Byliśmy w minionym roku nad Balatonem kilka dni od 11 lipca ( w drodze do Cro) i pogoda była zmienna. jak przyjechaliśmy to padało, ale w następnym dniu wyszło słoneczko i było bardzo ładnie - w Balatonie się kąpaliśmy. Camping był prawie pusty Uśmiech
Było bardzo fajnie, ale pojechaliśmy do Cro i tam, to dopiero była pogoda w kratkę!

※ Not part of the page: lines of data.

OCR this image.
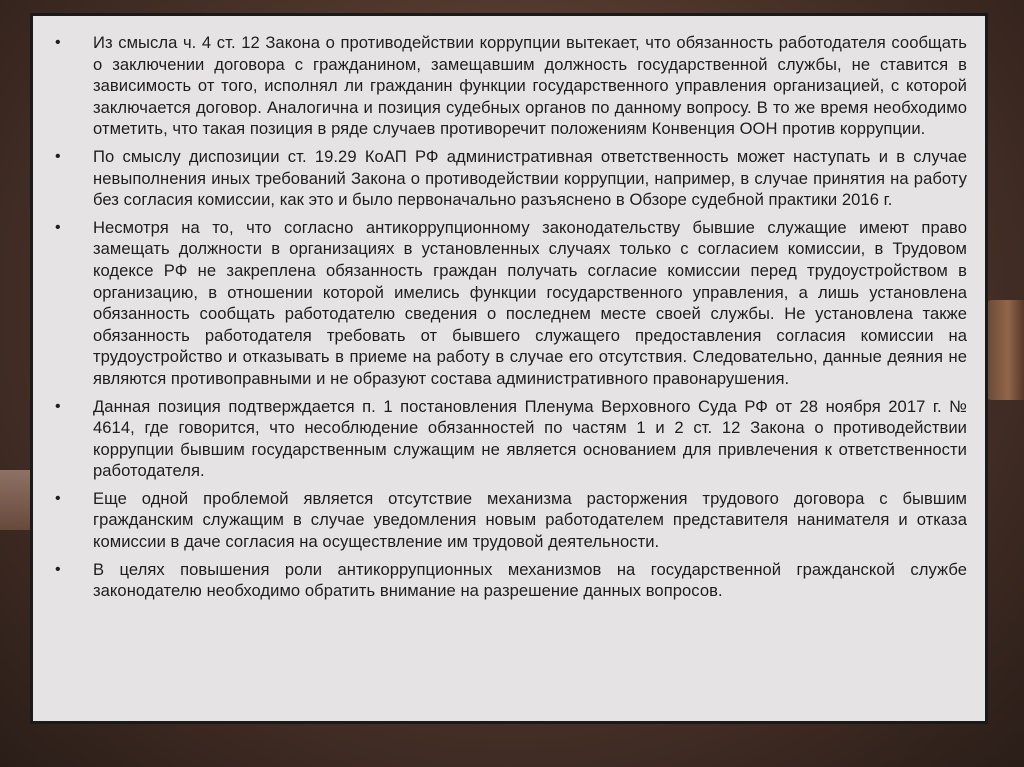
• Из смысла ч. 4 ст. 12 Закона о противодействии коррупции вытекает, что обязанность работодателя сообщать о заключении договора с гражданином, замещавшим должность государственной службы, не ставится в зависимость от того, исполнял ли гражданин функции государственного управления организацией, с которой заключается договор. Аналогична и позиция судебных органов по данному вопросу. В то же время необходимо отметить, что такая позиция в ряде случаев противоречит положениям Конвенция ООН против коррупции.
• По смыслу диспозиции ст. 19.29 КоАП РФ административная ответственность может наступать и в случае невыполнения иных требований Закона о противодействии коррупции, например, в случае принятия на работу без согласия комиссии, как это и было первоначально разъяснено в Обзоре судебной практики 2016 г.
• Несмотря на то, что согласно антикоррупционному законодательству бывшие служащие имеют право замещать должности в организациях в установленных случаях только с согласием комиссии, в Трудовом кодексе РФ не закреплена обязанность граждан получать согласие комиссии перед трудоустройством в организацию, в отношении которой имелись функции государственного управления, а лишь установлена обязанность сообщать работодателю сведения о последнем месте своей службы. Не установлена также обязанность работодателя требовать от бывшего служащего предоставления согласия комиссии на трудоустройство и отказывать в приеме на работу в случае его отсутствия. Следовательно, данные деяния не являются противоправными и не образуют состава административного правонарушения.
• Данная позиция подтверждается п. 1 постановления Пленума Верховного Суда РФ от 28 ноября 2017 г. № 4614, где говорится, что несоблюдение обязанностей по частям 1 и 2 ст. 12 Закона о противодействии коррупции бывшим государственным служащим не является основанием для привлечения к ответственности работодателя.
• Еще одной проблемой является отсутствие механизма расторжения трудового договора с бывшим гражданским служащим в случае уведомления новым работодателем представителя нанимателя и отказа комиссии в даче согласия на осуществление им трудовой деятельности.
• В целях повышения роли антикоррупционных механизмов на государственной гражданской службе законодателю необходимо обратить внимание на разрешение данных вопросов.
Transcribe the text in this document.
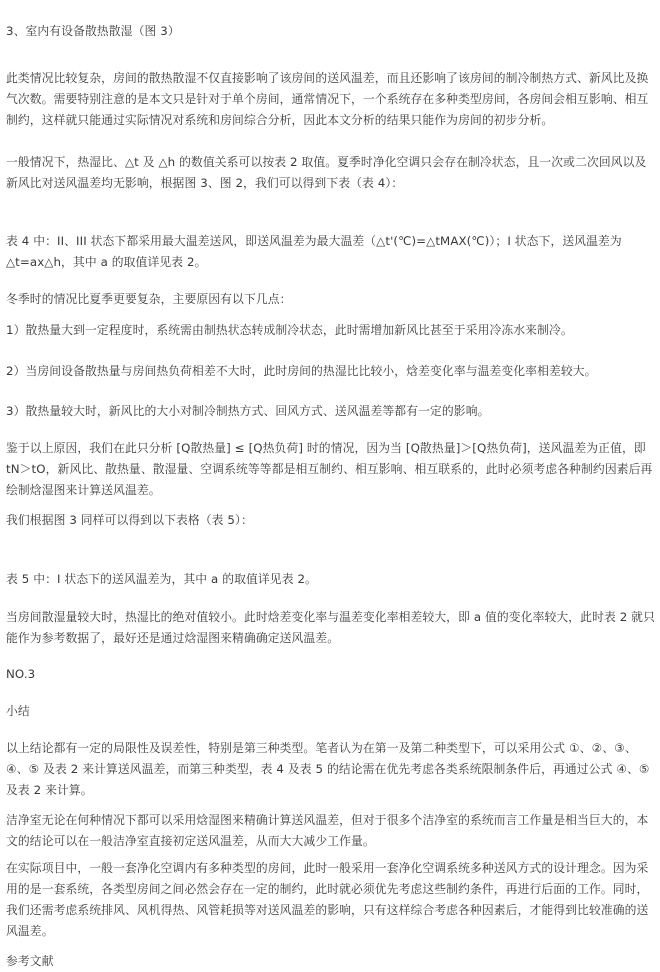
3、室内有设备散热散湿（图 3）

此类情况比较复杂，房间的散热散湿不仅直接影响了该房间的送风温差，而且还影响了该房间的制冷制热方式、新风比及换气次数。需要特别注意的是本文只是针对于单个房间，通常情况下，一个系统存在多种类型房间，各房间会相互影响、相互制约，这样就只能通过实际情况对系统和房间综合分析，因此本文分析的结果只能作为房间的初步分析。

一般情况下，热湿比、△t 及 △h 的数值关系可以按表 2 取值。夏季时净化空调只会存在制冷状态，且一次或二次回风以及新风比对送风温差均无影响，根据图 3、图 2，我们可以得到下表（表 4）：

表 4 中：II、III 状态下都采用最大温差送风，即送风温差为最大温差（△t'(℃)=△tMAX(℃)）；I 状态下，送风温差为△t=ax△h，其中 a 的取值详见表 2。

冬季时的情况比夏季更要复杂，主要原因有以下几点：

1）散热量大到一定程度时，系统需由制热状态转成制冷状态，此时需增加新风比甚至于采用冷冻水来制冷。

2）当房间设备散热量与房间热负荷相差不大时，此时房间的热湿比比较小，焓差变化率与温差变化率相差较大。

3）散热量较大时，新风比的大小对制冷制热方式、回风方式、送风温差等都有一定的影响。

鉴于以上原因，我们在此只分析 [Q散热量] ≤ [Q热负荷] 时的情况，因为当 [Q散热量]＞[Q热负荷]，送风温差为正值，即 tN＞tO，新风比、散热量、散湿量、空调系统等等都是相互制约、相互影响、相互联系的，此时必须考虑各种制约因素后再绘制焓湿图来计算送风温差。

我们根据图 3 同样可以得到以下表格（表 5）：

表 5 中：I 状态下的送风温差为，其中 a 的取值详见表 2。

当房间散湿量较大时，热湿比的绝对值较小。此时焓差变化率与温差变化率相差较大，即 a 值的变化率较大，此时表 2 就只能作为参考数据了，最好还是通过焓湿图来精确确定送风温差。

NO.3

小结

以上结论都有一定的局限性及误差性，特别是第三种类型。笔者认为在第一及第二种类型下，可以采用公式 ①、②、③、④、⑤ 及表 2 来计算送风温差，而第三种类型，表 4 及表 5 的结论需在优先考虑各类系统限制条件后，再通过公式 ④、⑤ 及表 2 来计算。

洁净室无论在何种情况下都可以采用焓湿图来精确计算送风温差，但对于很多个洁净室的系统而言工作量是相当巨大的，本文的结论可以在一般洁净室直接初定送风温差，从而大大减少工作量。

在实际项目中，一般一套净化空调内有多种类型的房间，此时一般采用一套净化空调系统多种送风方式的设计理念。因为采用的是一套系统，各类型房间之间必然会存在一定的制约，此时就必须优先考虑这些制约条件，再进行后面的工作。同时，我们还需考虑系统排风、风机得热、风管耗损等对送风温差的影响，只有这样综合考虑各种因素后，才能得到比较准确的送风温差。

参考文献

Jak wracaliśmy 26 lipca, prawie nie było gdzie wcisnąć naszego namiotu i....oczywiście padało
Ku naszemu zdziwieniu - w bagażniku samochodu przyjechał z nami "chorwacki cykad" - bardzo było mi go żal, bo pewnie zginął w węgierskich warunkach Smutek
Za to zakupy i wszelkie pyszne wina, wędliny i inne wyroby miejscowych masarzy wynagrodziły wszystko, bo są to prawdziwe delicje.
W zeszłym roku pogoda rzeczywiście była kapryśna. Mam nadzieję, że ten rok będzie cieplejszy i słoneczny.
Muszę przyznać, że te opisane przez ciebie delicje - kuszą Uśmiech nie omieszkam spróbować Język
dzięki za wieści Uśmiech
(03-01-2015, 23:41)emi13214 napisał(a): [ -> ]Ku naszemu zdziwieniu - w bagażniku samochodu przyjechał z nami "chorwacki cykad" - bardzo było mi go żal, bo pewnie zginął w węgierskich warunkach Smutek

Będąc w Miskolcu 11 listopada widziałem w TV materiał o inwazji szarańczy w jakimś regionie Węgier, niewykluczone, że masz z tym coś wspólnego. Szeroki uśmiechSzeroki uśmiechSzeroki uśmiechSzeroki uśmiechSzeroki uśmiechSzeroki uśmiechSzeroki uśmiechSzeroki uśmiech
Nie to na pewno to była już zapowiedź tej szarańczy, którą reklamują w zajawkach filmu EXODUS Uśmiech

Ale gubimy wątek, a nabijamy się z forumowiczów Uśmiech
Mój Pan Cykad był bardzo miły i nieszkodliwy. Robił tylko czasem troszkę hałasuJęzyk
Cykady są fajne Uśmiech przynajmniej miał taką mała wycieczkę Oczko
A tak z drugiej beczki mam ochotę Was zapytać o jeszcze inne rzeczy, ale może zrobię to w innym wątku Uśmiech
pozdrowienia dla Was i dzięki za info Uśmiech
Emi, miałeś szczęście, że to był cykad, do nas (mamy pensjonat koło Badacsony) kiedyś przyjechała para Niemców, którzy wcześniej byli kilka dni na kempingu w Chorwacji i przywieźli ze sobą skorpionka. Okazało się wprawdzie, że jego ukąszenie odpowiada ukąszeniu osy, ale wrażenie było niesamowite!